「ハイペリオンエリート 2」の特長は?
日本では今ひとつ知名度は低い一方、本国アメリカでは圧倒的に高いシェアを誇るブランドが「BROOKS(ブルックス)」です。
そのブルックスが満を持してデビューさせたレーシングシューズ、「HYPERION ELITE(ハイペリオンエリート)」から約半年という短いサイクルで登場したのが「HYPERION ELITE 2(ハイペリオンエリート2)」。どんな特長があるのでしょうか。
ブルックス独自のDNA FLASHをミッドソールに採用
「DNA FLASH」とは液化窒素ガスを混ぜて臨界発泡させて成形したブルックス独自の新素材です。一般的にランニングシューズに使用されているEVAに比べて、軽量性、クッション性及び反発性のいずれも優れているとされています。
ハイペリオンエリート2ではミッドソールに用いることで高いレベルの衝撃吸収性と反発性、安定性を手に入れました。このDNA FLASHでは可変型カーボンファイバープレートを挟み込む構造により、柔らかさと高い反発性という一見すると相反する性質を得ているといいます。
転がるように走る「ラピッドソールテクノロジー」
横から見た時にハイペリオンエリート2のソールはゆりかごのようなユニークなフォルムとなっています。これはラピッドソールテクノロジーと呼ばれ、スムーズな重心移動と推進力を生み出す効果があるとされています。

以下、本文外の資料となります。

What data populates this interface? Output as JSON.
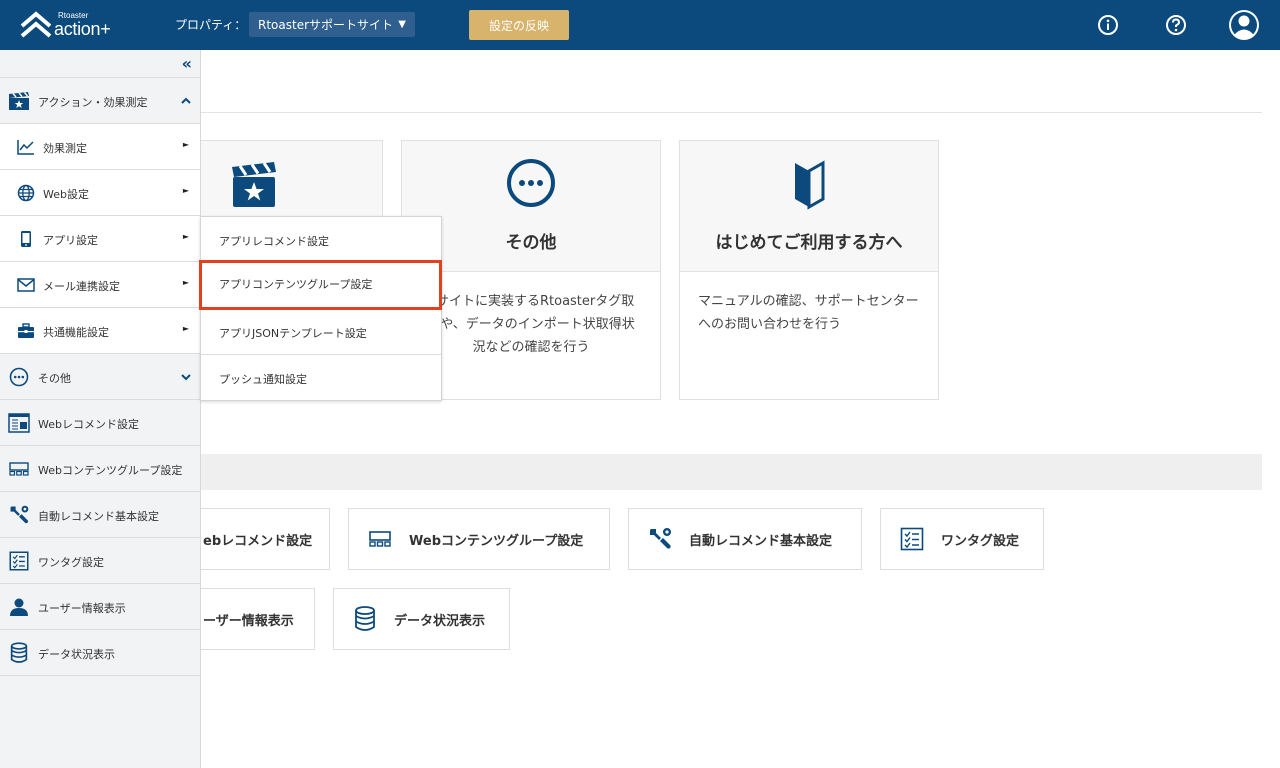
{
  "header": {
    "brand_small": "Rtoaster",
    "brand_big": "action+",
    "property_label": "プロパティ：",
    "property_value": "Rtoasterサポートサイト",
    "property_arrow": "▼",
    "apply_label": "設定の反映",
    "icons": [
      "info-icon",
      "help-icon",
      "user-avatar-icon"
    ]
  },
  "sidebar": {
    "collapse_icon": "«",
    "items": [
      {
        "label": "アクション・効果測定",
        "icon": "clapper-star-icon",
        "right": "⌃"
      },
      {
        "label": "効果測定",
        "icon": "chart-line-icon",
        "right": "►"
      },
      {
        "label": "Web設定",
        "icon": "globe-icon",
        "right": "►"
      },
      {
        "label": "アプリ設定",
        "icon": "smartphone-icon",
        "right": "►"
      },
      {
        "label": "メール連携設定",
        "icon": "mail-icon",
        "right": "►"
      },
      {
        "label": "共通機能設定",
        "icon": "briefcase-icon",
        "right": "►"
      },
      {
        "label": "その他",
        "icon": "more-circle-icon",
        "right": "⌄"
      },
      {
        "label": "Webレコメンド設定",
        "icon": "web-recommend-icon"
      },
      {
        "label": "Webコンテンツグループ設定",
        "icon": "content-group-icon"
      },
      {
        "label": "自動レコメンド基本設定",
        "icon": "wrench-icon"
      },
      {
        "label": "ワンタグ設定",
        "icon": "checklist-icon"
      },
      {
        "label": "ユーザー情報表示",
        "icon": "user-icon"
      },
      {
        "label": "データ状況表示",
        "icon": "database-icon"
      }
    ]
  },
  "flyout": {
    "items": [
      {
        "label": "アプリレコメンド設定"
      },
      {
        "label": "アプリコンテンツグループ設定"
      },
      {
        "label": "アプリJSONテンプレート設定"
      },
      {
        "label": "プッシュ通知設定"
      }
    ]
  },
  "cards": [
    {
      "title": "",
      "icon": "clapper-star-icon",
      "desc": ""
    },
    {
      "title": "その他",
      "icon": "more-circle-icon",
      "desc": "pサイトに実装するRtoasterタグ取得や、データのインポート状取得状況などの確認を行う"
    },
    {
      "title": "はじめてご利用する方へ",
      "icon": "beginner-mark-icon",
      "desc": "マニュアルの確認、サポートセンターへのお問い合わせを行う"
    }
  ],
  "tiles": [
    {
      "label": "ebレコメンド設定",
      "icon": "web-recommend-icon"
    },
    {
      "label": "Webコンテンツグループ設定",
      "icon": "content-group-icon"
    },
    {
      "label": "自動レコメンド基本設定",
      "icon": "wrench-icon"
    },
    {
      "label": "ワンタグ設定",
      "icon": "checklist-icon"
    },
    {
      "label": "ーザー情報表示",
      "icon": "user-icon"
    },
    {
      "label": "データ状況表示",
      "icon": "database-icon"
    }
  ],
  "colors": {
    "header_bg": "#0c4a7d",
    "apply_bg": "#d7b36b",
    "highlight": "#e3401e",
    "icon_blue": "#0c4a7d"
  }
}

安定性は大丈夫なの?と不安に思ってしまう方もいらっしゃるかもしれませんが、アウトソールを幅広にするなどして接地面積を増やすことで安定性を確保しています。
初代モデルとの違いは?
初代ハイペリオンエリートの登場から約半年という、異例ともいえるタイミングで登場したハイペリオンエリート2ですが、どのような違いがあるのでしょうか。
違いはソール部分に集中
ハイペリオンエリートも2も初代ハイペリオンエリートとほぼ同形状の柔らかいメッシュ素材のアッパーが採用されており、違いはソール部分に集中しています。上の画像でわかるとおり、初代ハイペリオンエリートはソールが比較的通常のシューズに近い形状となっています。
2の方が重量が若干重くなっていますが、もともと初代モデルが超軽量に仕上がっているので、普通のランナーでその差を感じとるのは難しいのではないでしょうか。
両方を履き比べたランナーのレビューでは、初代モデルに比べて2はより柔らかく感じられるとのことでした。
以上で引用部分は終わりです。